Gefühle werden oft als paradigmatisch für die Innenwelt angesehen. Aber Gefühle sind nicht für mich nicht innen. Wenn wir hier vom genius diabolus gezwungen wären, von "innen und außen" zu sprechen, dann würde ich wohl eher von außen sprechen. Es ist für mich klar: auch hier passt der Dualismus nicht so recht. Gefühle umfassen den ganzen Körper, der in diesem Paradigma eigentlich zur Außenwelt gehört. Wenn ich Angst vor einem Hund habe, der mich anbellt, dann ist Angst natürlich Angst vor dem Hund.

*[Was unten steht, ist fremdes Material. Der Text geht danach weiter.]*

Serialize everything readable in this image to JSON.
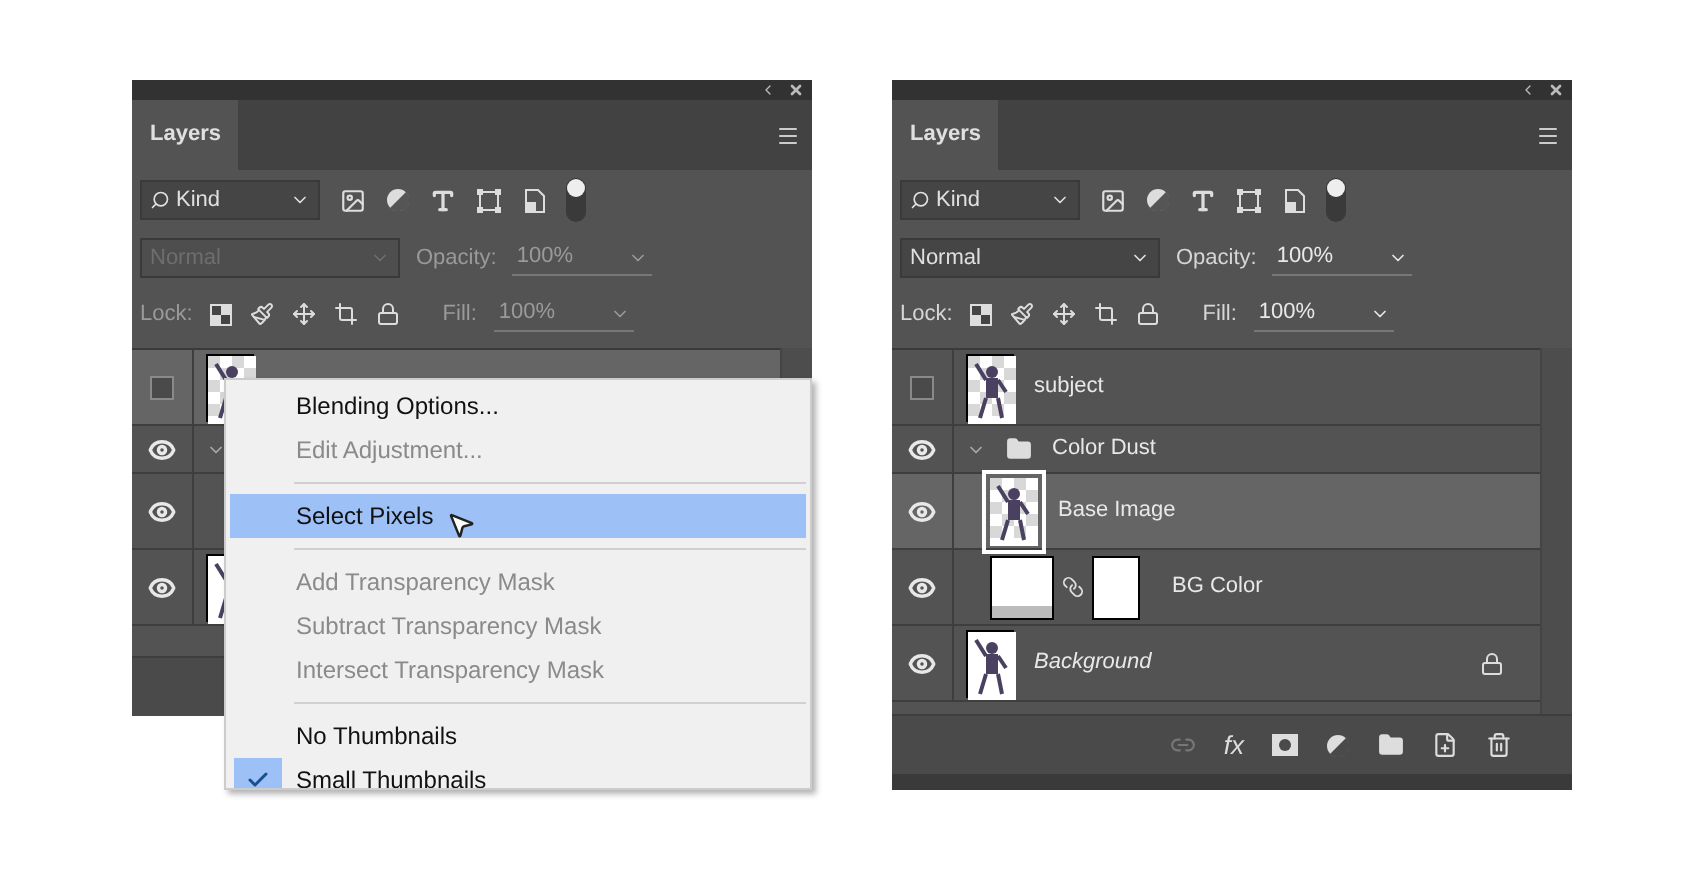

Angst umfasst die ganze Situation, in der ich mich befinde, deren Teil ich zusammen mit dem Hund bin.
Ich glaube, dass das nur metaphorisch so ist, sondern wörtlich, natürlich auch physisch. Der Hund und ich, wir befinden uns im selben physikalischen Feld. Meine Angstgefühle sind nicht nur eine logisch/atmosphärische Struktur, sie werden auch physisch realisiert, der Hund riecht, dass ich Angst habe, was die Situation noch verschärft, diese ganze Mischung gehört zur Angst. Ich glaube nicht, dass man eine solche Situation mit den Begriffen Innenwelt und Außenwelt beschreiben kann. Gerade Emotionen sind paradigmatisch nicht innen, allein schon, weil sie gerichtet, sprich intentional und sinnhaft sind.
Erschwerend kommt hinzu, dass die Wissenschaften bis heute überhaupt nicht wissen, "wo" unser Bewusstsein ist, wenn das überhaupt eine sinnvolle Frage ist, warum sollte es allein unter der Schädeldecke sein? Das erscheint mir nicht plausibel, so erleben wir das ja auch nicht. Fast alles, was wir erleben, hat doch eine Richtung, einen Sinn und ist nicht in einer Innenwelt gefangen.